Aux termes de ses dernières conclusions notifiées par RPVA le 26 septembre 2025, Monsieur [C] [P] demande au tribunal, au visa des articles L.111-2 et suivants du code des procédures civiles d’exécution, et des articles 478, 654 et suivants du code de procédure civile, de :
CONSTATER que Monsieur [H] [P] n’a pas pu être touché par l’acte introductif d’instance,
CONSTATER la nullité des actes de signification des 24 mai 2016 et 19 octobre 2016,
DIRE ET JUGER que le jugement du 5 octobre 2016 est non avenu,
CONSTATER que le créancier se trouve dépourvu de titre exécutoire,
DEBOUTER la SAS EOS FRANCE de ses demandes, fins et prétentions,
LA CONDAMNER à lui verser la somme de 5.000 € sur le fondement de l’article 700 du code de procédure civile outre les entiers dépens de l’instance
Il explique n’avoir été informé du jugement du 5 octobre 2016 le condamnant que lorsqu’il a pris connaissance de l’acte introductif de la présente instance dont la copie sous pli lui a été remis par sa fille [I] le 7 avril 2024 ; qu’il n’a jamais été touché par la signification de l’assignation du 26 mai 2016 introductive de l’instance donné lieu audit jugement du 5 octobre 2016 ni par celle dudit jugement, qui ont été faites à l’adresse de son ex-compagne et de ses enfants et à laquelle il n’habitait plus depuis le mois d’avril 2016, date de la séparation du couple, et à partir de laquelle il est allé vivre dans le bien indivis. Il fait valoir que l’huissier instrumentaire s’est contenté de constater son nom sur la boîte aux lettres, sans procéder à aucune autre vérification, alors même qu’il aurait dû être particulièrement prudent s’agissant de la signification d’un jugement réputé contradictoire ; que dès lors, les deux actes de signification doivent être considérés comme nuls, et le jugement du 5 octobre 2016 non avenu ; il en conclut que la SAS EOS FRANCE est mal fondée en l’absence de titre exécutoire susceptible de justifier la présente procédure en licitation partage.

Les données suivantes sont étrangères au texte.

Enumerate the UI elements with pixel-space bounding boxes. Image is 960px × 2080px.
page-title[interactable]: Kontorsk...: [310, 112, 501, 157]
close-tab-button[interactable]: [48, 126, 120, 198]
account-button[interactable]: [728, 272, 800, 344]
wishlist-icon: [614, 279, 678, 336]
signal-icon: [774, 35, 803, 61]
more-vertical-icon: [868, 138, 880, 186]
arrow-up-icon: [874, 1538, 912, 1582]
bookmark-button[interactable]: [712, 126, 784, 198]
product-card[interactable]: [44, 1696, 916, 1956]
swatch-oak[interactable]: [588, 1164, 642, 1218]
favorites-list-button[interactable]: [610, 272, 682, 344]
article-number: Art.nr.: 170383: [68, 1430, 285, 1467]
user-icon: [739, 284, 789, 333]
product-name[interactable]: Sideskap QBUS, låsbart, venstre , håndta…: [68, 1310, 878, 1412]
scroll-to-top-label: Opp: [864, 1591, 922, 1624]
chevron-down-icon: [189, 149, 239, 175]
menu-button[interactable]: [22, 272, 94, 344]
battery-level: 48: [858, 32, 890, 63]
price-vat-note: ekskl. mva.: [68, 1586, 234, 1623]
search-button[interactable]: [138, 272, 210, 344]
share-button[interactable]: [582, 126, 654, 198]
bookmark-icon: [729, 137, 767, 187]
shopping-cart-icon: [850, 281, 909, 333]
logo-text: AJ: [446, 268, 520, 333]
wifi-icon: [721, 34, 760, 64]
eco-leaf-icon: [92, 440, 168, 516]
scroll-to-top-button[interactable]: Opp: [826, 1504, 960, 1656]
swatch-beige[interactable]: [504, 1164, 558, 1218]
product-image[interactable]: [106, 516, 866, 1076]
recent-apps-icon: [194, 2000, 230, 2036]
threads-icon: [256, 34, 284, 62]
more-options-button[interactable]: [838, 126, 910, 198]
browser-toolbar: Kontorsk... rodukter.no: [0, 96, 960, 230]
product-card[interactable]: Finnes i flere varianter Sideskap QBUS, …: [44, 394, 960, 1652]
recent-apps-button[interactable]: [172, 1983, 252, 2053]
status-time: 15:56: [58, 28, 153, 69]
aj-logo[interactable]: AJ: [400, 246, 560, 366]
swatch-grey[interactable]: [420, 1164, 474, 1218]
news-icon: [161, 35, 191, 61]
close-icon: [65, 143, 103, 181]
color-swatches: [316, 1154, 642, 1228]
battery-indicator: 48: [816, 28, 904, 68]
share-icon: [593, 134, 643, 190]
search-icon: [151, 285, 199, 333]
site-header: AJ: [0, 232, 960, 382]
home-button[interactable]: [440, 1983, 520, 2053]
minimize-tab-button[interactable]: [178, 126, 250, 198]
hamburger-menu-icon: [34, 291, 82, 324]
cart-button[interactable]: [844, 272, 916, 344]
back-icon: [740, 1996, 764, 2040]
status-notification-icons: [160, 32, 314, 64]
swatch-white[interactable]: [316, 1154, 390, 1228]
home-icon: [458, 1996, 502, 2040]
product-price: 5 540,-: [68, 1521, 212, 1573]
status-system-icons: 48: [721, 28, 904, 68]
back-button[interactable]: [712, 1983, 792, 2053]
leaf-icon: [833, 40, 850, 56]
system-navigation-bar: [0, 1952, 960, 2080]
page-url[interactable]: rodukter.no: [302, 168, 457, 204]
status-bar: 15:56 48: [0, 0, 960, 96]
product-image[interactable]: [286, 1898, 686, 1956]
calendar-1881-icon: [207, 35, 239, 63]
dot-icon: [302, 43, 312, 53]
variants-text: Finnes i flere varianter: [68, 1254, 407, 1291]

Conformément aux dispositions de l’article 455 du code de procédure civile, il est expressément fait référence aux écritures des parties pour un plus ample exposé des faits, des prétentions et de leurs moyens.
Assigné par procès-verbal de recherches infructueuses conformément à l’article 659 du code de procédure civile, Monsieur [H] [P] n’a pas constitué avocat.
Conformément à l’article 473 du code de procédure civile, il sera statué par jugement réputé contradictoire.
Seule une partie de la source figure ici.